For other open-air rooftop bars, check out SO Sofitel Bangkok’s Hi-So bar, Banyan Tree Bangkok’s Moon Bar and the stunning 63rd-floor Sky Bar at the iconic Lebua at State Tower. 

www.waldorfastoria3.hilton.com

Q&A Bar
Brevity rules at Q&A, a windowless speakeasy hidden down an Asoke district alley. The menu at this venue — which evokes a narrow luxury railcar inside — changes monthly, with only a handful of original cocktails based on just three ingredients.
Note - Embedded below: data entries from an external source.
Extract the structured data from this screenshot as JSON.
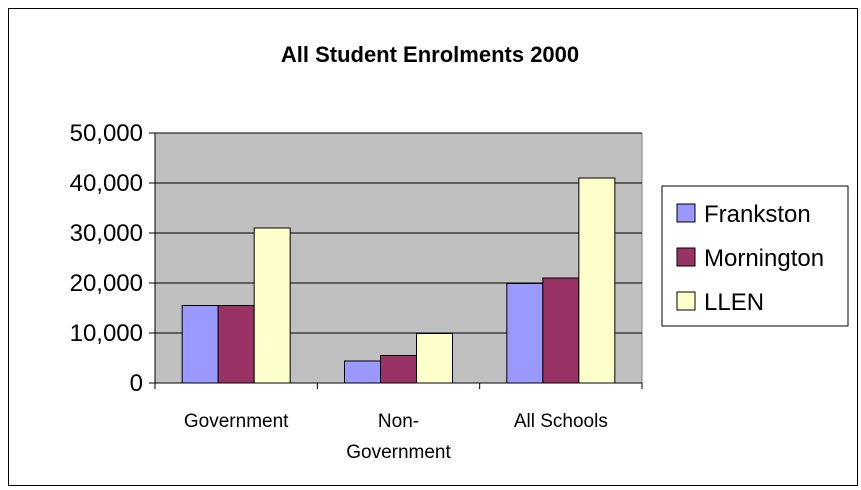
{
  "chart_data": {
    "type": "bar",
    "title": "All Student Enrolments 2000",
    "categories": [
      [
        "Government"
      ],
      [
        "Non-",
        "Government"
      ],
      [
        "All Schools"
      ]
    ],
    "series": [
      {
        "name": "Frankston",
        "color": "#9999ff",
        "values": [
          15500,
          4400,
          19900
        ]
      },
      {
        "name": "Mornington",
        "color": "#993366",
        "values": [
          15500,
          5500,
          21000
        ]
      },
      {
        "name": "LLEN",
        "color": "#ffffcc",
        "values": [
          31000,
          9900,
          41000
        ]
      }
    ],
    "ylim": [
      0,
      50000
    ],
    "yticks": [
      0,
      10000,
      20000,
      30000,
      40000,
      50000
    ],
    "ytick_labels": [
      "0",
      "10,000",
      "20,000",
      "30,000",
      "40,000",
      "50,000"
    ],
    "plot_background": "#c0c0c0",
    "grid": true,
    "legend_position": "right"
  }
}
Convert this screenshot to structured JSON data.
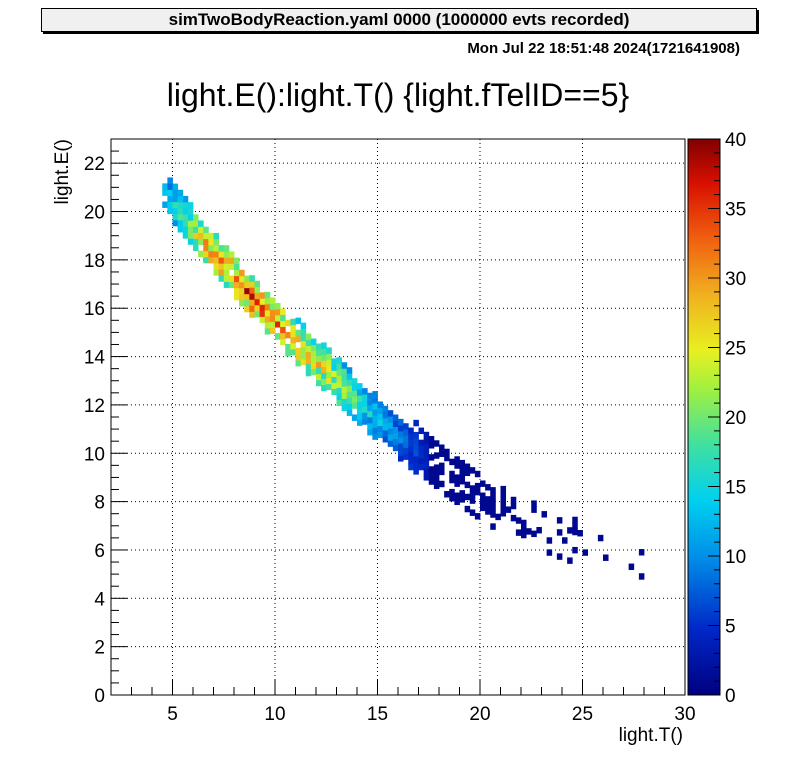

I quite enjoyed the Eucalyptus, Sherry and Yuzu, which was described as “sharp, bright and crisp,” while I found the Peach, Kaffir and Sriracha to be “fruity, burnt and spicy” indeed.

www.qnabar.com

Tep Bar
Another Chinatown must-see, the two-level, rustic Tep Bar specializes in upmarket presentations of yadong whiskey (which is generally not an upscale affair), set against a backdrop of live traditional Thai music. 

www.facebook.com

Vesper
The raucous, raunchy Silom district finally has a proper, upscale cocktail bar (located next to wine-driven Mediterranean bistro Via Maris). And owner Choti Leenutapong’s obsession with art is reflected through drink menu “The Art Book.” The works of masters such as Andy Warhol, Ai Weiwei, Wassily Kandinsky, Henri Matisse and more are represented by an equally artful libation created by bar manager Supawit “Palm” Muttarattana.